Because . . . humans. Many of us have lost people we love, or relationships with people we love, and this season reminds us of that. Many of us feel obligated to spend holidays with people who trigger us.


If you have a blissful and relaxed holiday season, high fives to you!


In one of my favorite Christmas movies, Mixed Nuts, Philip (Steve Martin) says to Felix (Anthony LaPaglia), "Christmas is a time when you look at your life through a magnifying glass, and whatever you don't have feels overwhelming." In that scene, Philip, who runs a suicide hotline, is talking Felix out of committing suicide. He explains that Felix doesn't want to commit suicide because of the disasters in his life, but rather because of the intensity we put on the holidays.


Expectation versus reality strain is real!


Because I've heard a lot of stories about family abuse dynamics, suicidal thinking, and depression this holiday season, I put together a short video on about what helped me resolve my own depression and suicidal thinking years ago. Click here to check it out.


When do holidays cross over from being stressful to being toxic? Holidays become toxic when we tolerate behavior we don't want to tolerate.


This doesn't mean we have to have a fight with the mom who wants to control dinner.


It doesn't mean you have to convince family members who disagree with you about morals or politics to change their minds.

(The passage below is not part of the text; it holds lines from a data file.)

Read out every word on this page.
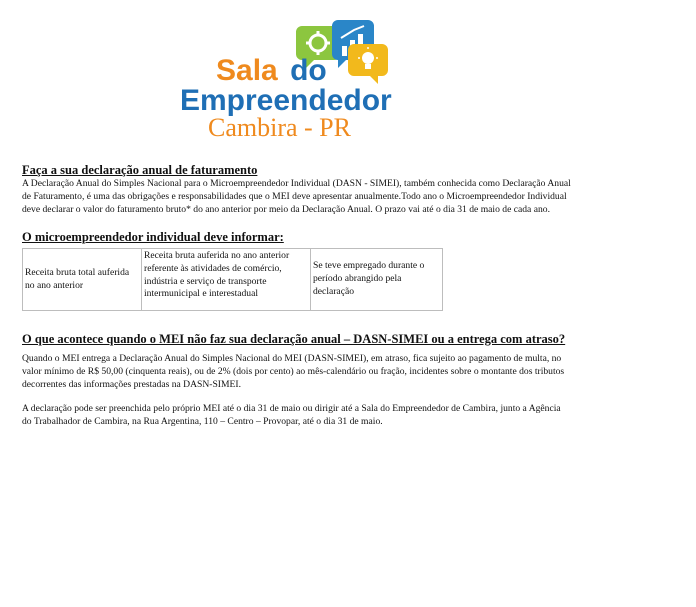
Sala do
Empreendedor
Cambira - PR
Faça a sua declaração anual de faturamento
A Declaração Anual do Simples Nacional para o Microempreendedor Individual (DASN - SIMEI), também conhecida como Declaração Anual
de Faturamento, é uma das obrigações e responsabilidades que o MEI deve apresentar anualmente.Todo ano o Microempreendedor Individual
deve declarar o valor do faturamento bruto* do ano anterior por meio da Declaração Anual. O prazo vai até o dia 31 de maio de cada ano.
O microempreendedor individual deve informar:
Receita bruta total auferida
no ano anterior

Receita bruta auferida no ano anterior
referente às atividades de comércio,
indústria e serviço de transporte
intermunicipal e interestadual

Se teve empregado durante o
período abrangido pela
declaração
O que acontece quando o MEI não faz sua declaração anual – DASN-SIMEI ou a entrega com atraso?
Quando o MEI entrega a Declaração Anual do Simples Nacional do MEI (DASN-SIMEI), em atraso, fica sujeito ao pagamento de multa, no
valor mínimo de R$ 50,00 (cinquenta reais), ou de 2% (dois por cento) ao mês-calendário ou fração, incidentes sobre o montante dos tributos
decorrentes das informações prestadas na DASN-SIMEI.
A declaração pode ser preenchida pelo próprio MEI até o dia 31 de maio ou dirigir até a Sala do Empreendedor de Cambira, junto a Agência
do Trabalhador de Cambira, na Rua Argentina, 110 – Centro – Provopar, até o dia 31 de maio.
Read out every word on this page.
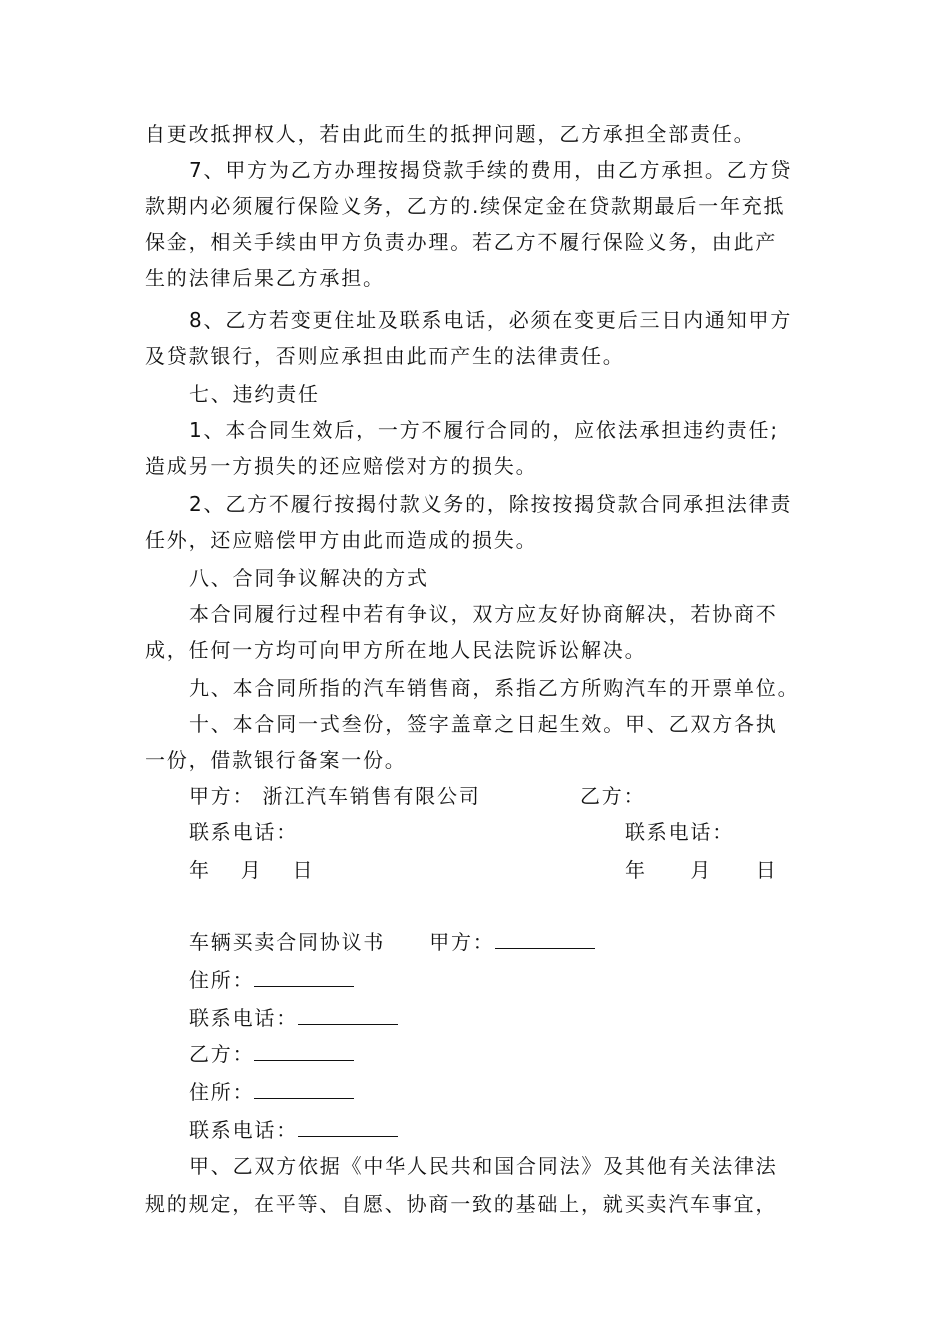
自更改抵押权人，若由此而生的抵押问题，乙方承担全部责任。
7、甲方为乙方办理按揭贷款手续的费用，由乙方承担。乙方贷
款期内必须履行保险义务，乙方的.续保定金在贷款期最后一年充抵
保金，相关手续由甲方负责办理。若乙方不履行保险义务，由此产
生的法律后果乙方承担。
8、乙方若变更住址及联系电话，必须在变更后三日内通知甲方
及贷款银行，否则应承担由此而产生的法律责任。
七、违约责任
1、本合同生效后，一方不履行合同的，应依法承担违约责任;
造成另一方损失的还应赔偿对方的损失。
2、乙方不履行按揭付款义务的，除按按揭贷款合同承担法律责
任外，还应赔偿甲方由此而造成的损失。
八、合同争议解决的方式
本合同履行过程中若有争议，双方应友好协商解决，若协商不
成，任何一方均可向甲方所在地人民法院诉讼解决。
九、本合同所指的汽车销售商，系指乙方所购汽车的开票单位。
十、本合同一式叁份，签字盖章之日起生效。甲、乙双方各执
一份，借款银行备案一份。
甲方： 浙江汽车销售有限公司	乙方：
联系电话：	联系电话：
年　 月　 日	年　　月　　日
车辆买卖合同协议书 甲方：
住所：
联系电话：
乙方：
住所：
联系电话：
甲、乙双方依据《中华人民共和国合同法》及其他有关法律法
规的规定，在平等、自愿、协商一致的基础上，就买卖汽车事宜，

It just means listen to your body. When you're tired, sleep. When you're done with a conversation, it's okay to be done. If you don't want to go to dinner, stay home and watch Mixed Nuts instead (it sounds bleak above, but it's actually a hilarious comedy . . . and a little dark).

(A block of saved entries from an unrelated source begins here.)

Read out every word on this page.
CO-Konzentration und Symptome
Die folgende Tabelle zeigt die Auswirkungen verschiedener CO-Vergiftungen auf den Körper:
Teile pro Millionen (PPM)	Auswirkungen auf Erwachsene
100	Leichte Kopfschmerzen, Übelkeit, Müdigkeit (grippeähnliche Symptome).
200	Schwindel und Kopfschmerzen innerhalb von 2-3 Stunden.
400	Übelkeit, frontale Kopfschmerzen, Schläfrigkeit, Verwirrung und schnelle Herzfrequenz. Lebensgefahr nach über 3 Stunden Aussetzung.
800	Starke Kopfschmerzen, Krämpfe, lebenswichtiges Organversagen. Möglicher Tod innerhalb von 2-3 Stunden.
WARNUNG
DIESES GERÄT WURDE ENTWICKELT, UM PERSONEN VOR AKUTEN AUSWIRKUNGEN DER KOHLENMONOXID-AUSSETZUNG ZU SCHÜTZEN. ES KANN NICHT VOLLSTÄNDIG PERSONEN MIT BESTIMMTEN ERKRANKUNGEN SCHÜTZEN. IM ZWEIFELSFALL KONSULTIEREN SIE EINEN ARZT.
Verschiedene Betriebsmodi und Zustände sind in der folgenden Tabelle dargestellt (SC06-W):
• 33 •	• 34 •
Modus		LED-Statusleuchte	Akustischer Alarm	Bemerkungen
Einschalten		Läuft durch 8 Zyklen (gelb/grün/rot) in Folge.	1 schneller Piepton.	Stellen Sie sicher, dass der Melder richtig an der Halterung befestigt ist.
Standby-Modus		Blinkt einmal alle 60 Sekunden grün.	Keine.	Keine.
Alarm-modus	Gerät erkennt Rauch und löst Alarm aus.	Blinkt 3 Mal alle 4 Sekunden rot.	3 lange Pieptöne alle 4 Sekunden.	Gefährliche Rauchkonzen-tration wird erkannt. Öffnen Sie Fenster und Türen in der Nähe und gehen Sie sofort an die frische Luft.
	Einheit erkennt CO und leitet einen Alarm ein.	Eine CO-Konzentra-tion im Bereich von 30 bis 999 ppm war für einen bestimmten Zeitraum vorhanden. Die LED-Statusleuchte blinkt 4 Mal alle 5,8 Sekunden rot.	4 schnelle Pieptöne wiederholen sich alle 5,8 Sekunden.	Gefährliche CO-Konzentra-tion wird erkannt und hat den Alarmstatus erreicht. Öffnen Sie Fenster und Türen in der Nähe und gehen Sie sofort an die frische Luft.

The dictionary defines "toxic" as "poisonous" or "exhibiting symptoms of infection." The trick about poison is that anything can be poisonous if applied wrongly or in the wrong dose. This is why any behavior could be toxic to you -- if you are tolerating what you don't want to tolerate.


That doesn't mean you have to stop the other person's behavior, belief, or pattern.


Protecting yourself and nurturing yourself is enough as a first step.


I hope you have holidays that are safe and inspiring for you!